What I would say though is that it is the lay faithful who are, in some ways, the best placed to identify future priests and so, if you see someone who you think would make a good priest, ask them if they’ve ever considered it.


#10

First I would like to offer some hope. There has been a number of reports over the past few years that the number of seminarians in the country has been steadily increasing. It may not be to the point where we are able to fully replace all the priests we are losing to retirement, but I think it is something to be joyful about.

Example: ncronline.org/news/faith-parish/cara-reports-us-seminary-theology-numbers-highest-1988-89

As for causes, I think it’s generally the culture, but specifically (now I’m treading into dangerous territory here) the Post-Vatican II Catholic Culture.

As a man, I want to know that there is something worth fighting for, and I need to know that I am wanted. You can kind of view Priestly vocation the same way you would view military service. A man is asked to give their lives for something, they better believe it will be worth it.
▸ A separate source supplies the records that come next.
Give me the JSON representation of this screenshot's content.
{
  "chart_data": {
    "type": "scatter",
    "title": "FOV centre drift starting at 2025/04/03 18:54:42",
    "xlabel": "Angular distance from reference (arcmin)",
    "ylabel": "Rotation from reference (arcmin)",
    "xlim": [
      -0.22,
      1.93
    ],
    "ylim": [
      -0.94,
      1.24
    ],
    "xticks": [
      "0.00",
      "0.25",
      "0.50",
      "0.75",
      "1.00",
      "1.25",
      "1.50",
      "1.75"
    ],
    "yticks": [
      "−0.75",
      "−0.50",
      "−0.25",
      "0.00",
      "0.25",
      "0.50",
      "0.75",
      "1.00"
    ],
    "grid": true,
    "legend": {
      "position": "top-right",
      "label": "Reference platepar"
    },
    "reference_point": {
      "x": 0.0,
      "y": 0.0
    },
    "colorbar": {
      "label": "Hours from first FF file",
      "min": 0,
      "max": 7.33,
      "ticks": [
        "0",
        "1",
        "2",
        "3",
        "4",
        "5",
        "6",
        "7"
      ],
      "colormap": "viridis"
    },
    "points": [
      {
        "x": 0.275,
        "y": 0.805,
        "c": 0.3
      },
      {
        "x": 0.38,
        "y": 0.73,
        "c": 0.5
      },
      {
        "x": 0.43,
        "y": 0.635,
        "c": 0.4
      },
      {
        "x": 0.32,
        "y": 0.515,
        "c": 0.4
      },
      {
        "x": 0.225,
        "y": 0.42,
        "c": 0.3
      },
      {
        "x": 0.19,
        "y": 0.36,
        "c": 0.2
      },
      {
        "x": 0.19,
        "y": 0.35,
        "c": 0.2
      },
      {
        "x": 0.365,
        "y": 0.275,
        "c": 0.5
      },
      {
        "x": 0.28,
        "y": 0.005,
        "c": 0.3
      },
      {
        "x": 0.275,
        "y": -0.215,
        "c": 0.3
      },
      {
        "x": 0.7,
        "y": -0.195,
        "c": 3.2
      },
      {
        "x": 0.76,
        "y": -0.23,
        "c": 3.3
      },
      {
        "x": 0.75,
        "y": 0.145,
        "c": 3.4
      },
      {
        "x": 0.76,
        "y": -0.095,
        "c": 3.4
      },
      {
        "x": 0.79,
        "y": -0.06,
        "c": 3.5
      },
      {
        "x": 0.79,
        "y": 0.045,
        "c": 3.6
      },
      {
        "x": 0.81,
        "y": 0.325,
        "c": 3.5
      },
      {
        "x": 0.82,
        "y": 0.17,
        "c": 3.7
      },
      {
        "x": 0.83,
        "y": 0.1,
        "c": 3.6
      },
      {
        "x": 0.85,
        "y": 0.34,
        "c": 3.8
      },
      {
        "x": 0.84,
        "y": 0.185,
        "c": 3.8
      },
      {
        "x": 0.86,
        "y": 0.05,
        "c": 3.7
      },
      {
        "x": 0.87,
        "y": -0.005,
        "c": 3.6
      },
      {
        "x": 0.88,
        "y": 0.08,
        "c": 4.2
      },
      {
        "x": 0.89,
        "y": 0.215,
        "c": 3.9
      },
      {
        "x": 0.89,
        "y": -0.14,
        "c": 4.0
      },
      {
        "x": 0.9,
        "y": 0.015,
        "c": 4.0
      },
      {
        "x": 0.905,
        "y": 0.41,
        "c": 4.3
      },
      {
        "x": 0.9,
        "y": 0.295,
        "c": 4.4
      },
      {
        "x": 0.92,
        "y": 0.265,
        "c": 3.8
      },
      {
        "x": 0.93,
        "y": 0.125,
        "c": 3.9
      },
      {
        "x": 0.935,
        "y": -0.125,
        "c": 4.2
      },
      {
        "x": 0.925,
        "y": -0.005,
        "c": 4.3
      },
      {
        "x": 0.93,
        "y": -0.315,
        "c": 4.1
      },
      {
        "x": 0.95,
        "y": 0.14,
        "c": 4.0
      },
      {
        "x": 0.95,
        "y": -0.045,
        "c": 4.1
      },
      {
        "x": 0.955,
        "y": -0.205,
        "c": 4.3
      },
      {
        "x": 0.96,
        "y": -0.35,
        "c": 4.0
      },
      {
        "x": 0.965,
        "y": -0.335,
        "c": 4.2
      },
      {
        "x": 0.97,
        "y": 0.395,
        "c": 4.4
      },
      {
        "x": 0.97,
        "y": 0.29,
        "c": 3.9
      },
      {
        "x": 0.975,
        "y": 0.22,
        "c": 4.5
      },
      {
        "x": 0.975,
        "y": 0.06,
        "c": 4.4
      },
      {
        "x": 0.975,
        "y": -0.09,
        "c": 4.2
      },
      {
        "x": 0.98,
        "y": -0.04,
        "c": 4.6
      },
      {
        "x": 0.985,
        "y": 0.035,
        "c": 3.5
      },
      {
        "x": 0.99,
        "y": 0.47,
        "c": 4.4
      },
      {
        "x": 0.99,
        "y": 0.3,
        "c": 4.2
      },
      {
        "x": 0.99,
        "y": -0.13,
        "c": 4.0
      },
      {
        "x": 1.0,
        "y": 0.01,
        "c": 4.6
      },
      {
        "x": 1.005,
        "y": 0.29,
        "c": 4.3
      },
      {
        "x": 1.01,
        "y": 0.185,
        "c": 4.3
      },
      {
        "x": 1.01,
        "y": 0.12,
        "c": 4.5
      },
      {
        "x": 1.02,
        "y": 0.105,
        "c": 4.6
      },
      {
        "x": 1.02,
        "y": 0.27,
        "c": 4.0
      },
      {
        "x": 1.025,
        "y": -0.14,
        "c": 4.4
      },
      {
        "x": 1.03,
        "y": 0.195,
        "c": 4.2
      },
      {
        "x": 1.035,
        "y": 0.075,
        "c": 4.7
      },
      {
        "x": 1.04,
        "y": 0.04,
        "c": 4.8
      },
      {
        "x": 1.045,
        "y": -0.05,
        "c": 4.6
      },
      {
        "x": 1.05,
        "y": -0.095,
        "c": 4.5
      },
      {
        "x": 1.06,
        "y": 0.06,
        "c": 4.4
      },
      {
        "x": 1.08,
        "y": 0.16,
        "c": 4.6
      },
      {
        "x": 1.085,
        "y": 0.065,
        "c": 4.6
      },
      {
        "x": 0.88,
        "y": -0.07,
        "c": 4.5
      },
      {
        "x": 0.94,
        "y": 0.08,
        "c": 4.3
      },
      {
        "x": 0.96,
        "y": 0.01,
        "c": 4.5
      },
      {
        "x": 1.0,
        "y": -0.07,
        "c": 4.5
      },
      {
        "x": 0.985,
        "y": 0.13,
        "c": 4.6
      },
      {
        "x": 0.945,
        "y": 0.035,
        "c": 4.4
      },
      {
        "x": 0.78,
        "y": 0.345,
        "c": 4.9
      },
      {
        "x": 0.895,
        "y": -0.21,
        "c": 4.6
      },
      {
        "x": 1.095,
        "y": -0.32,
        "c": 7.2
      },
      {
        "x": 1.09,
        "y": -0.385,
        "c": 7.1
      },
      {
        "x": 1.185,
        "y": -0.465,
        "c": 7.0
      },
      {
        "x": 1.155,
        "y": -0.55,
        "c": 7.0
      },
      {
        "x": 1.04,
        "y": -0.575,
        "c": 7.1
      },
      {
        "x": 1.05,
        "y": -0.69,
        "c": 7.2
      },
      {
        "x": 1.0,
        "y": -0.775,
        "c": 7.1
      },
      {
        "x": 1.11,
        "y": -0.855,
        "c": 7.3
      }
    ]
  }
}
Now all we hear is: “Priests should be married!” and “Women should be priests!” That will help vocations!

I disagree.

While I was growing up and thinking about what I wanted to be, I never once thought about being a Priest, because I never had encouragement to do so, but I did think about joining the Air Force. We say the pledge of allegiance every day. We have years and years of history classes. We are entrenched in American society every day, and certain special men and women feel the need to fight for it. For vocations to increase, we need to see this happen with the church, and I think it starts at home. Parenthood is a vocation, too, and part of that vocation is to raise saintly children. Parents need to pray every day for their children, make sure they have the right friends, watch the right movies, give them a biography of a saint every once in a while to read. I think we’re in a good spot in history to see great things happen, better than at any time in the recent past, but there is still a lot of work to do.

Peace


#11

Yes, things do seem to be improving in the North American Church. There are increasing number of men attending seminary than at any time in over thirty years, and a good number of them are to be ordained (and remain) deacons on a permanent basis. This bodes well for the Church. In fact, a number of convents are getting more and more ladies coming in, the majority of which are quite young. I think it was 60 minutes that did a bit on this in regards a religious order of sisters in Michigan a year or two ago. This is fantastic news on all fronts. :thumbsup:


#12

:thumbsup:


#13

There is certainly some truth in this although, if anything, I’d say that the Church is in fact only now settling down into the post-Vatican II era. Part of the problem has been the understanding of and approach to celibacy. Prior to Vatican II celibacy basically wasn’t discussed (except perhaps to warn young seminarians away from dangers of the female variety). In the years immediately after Vatican II a significant number of priests and seminarians expected the celibacy requirement to change, in some cases prior to their expected ordination. Of course this didn’t happen, leading many of these priests and seminarians to leave and leading to the current shortage. Now however, aside from a few rumblings here and there, it’s pretty much expected that little, if any, change is going to happen. More importantly however, the current emphasis is only celibacy as a gift from God as well as a means by which a priest can give himself totally to Christ in service of the people of God rather than seeing it as an obligation.


#14

In the West coast it was different. I found that the Seminaries were filled but with gay students. My guess was that 30%-40% of the Seminarians were gay or contemplating the lifestyle. I have found throughout the years that we need quality Seminarians not quantity. Decades later the priest abuse scandal hit. I wasn’t surprised. The Seminary held 120 students.


#15

There was a recent survey completed which indicated that roughly 69% of vocations are either delayed or lost entirely due to student loans debt.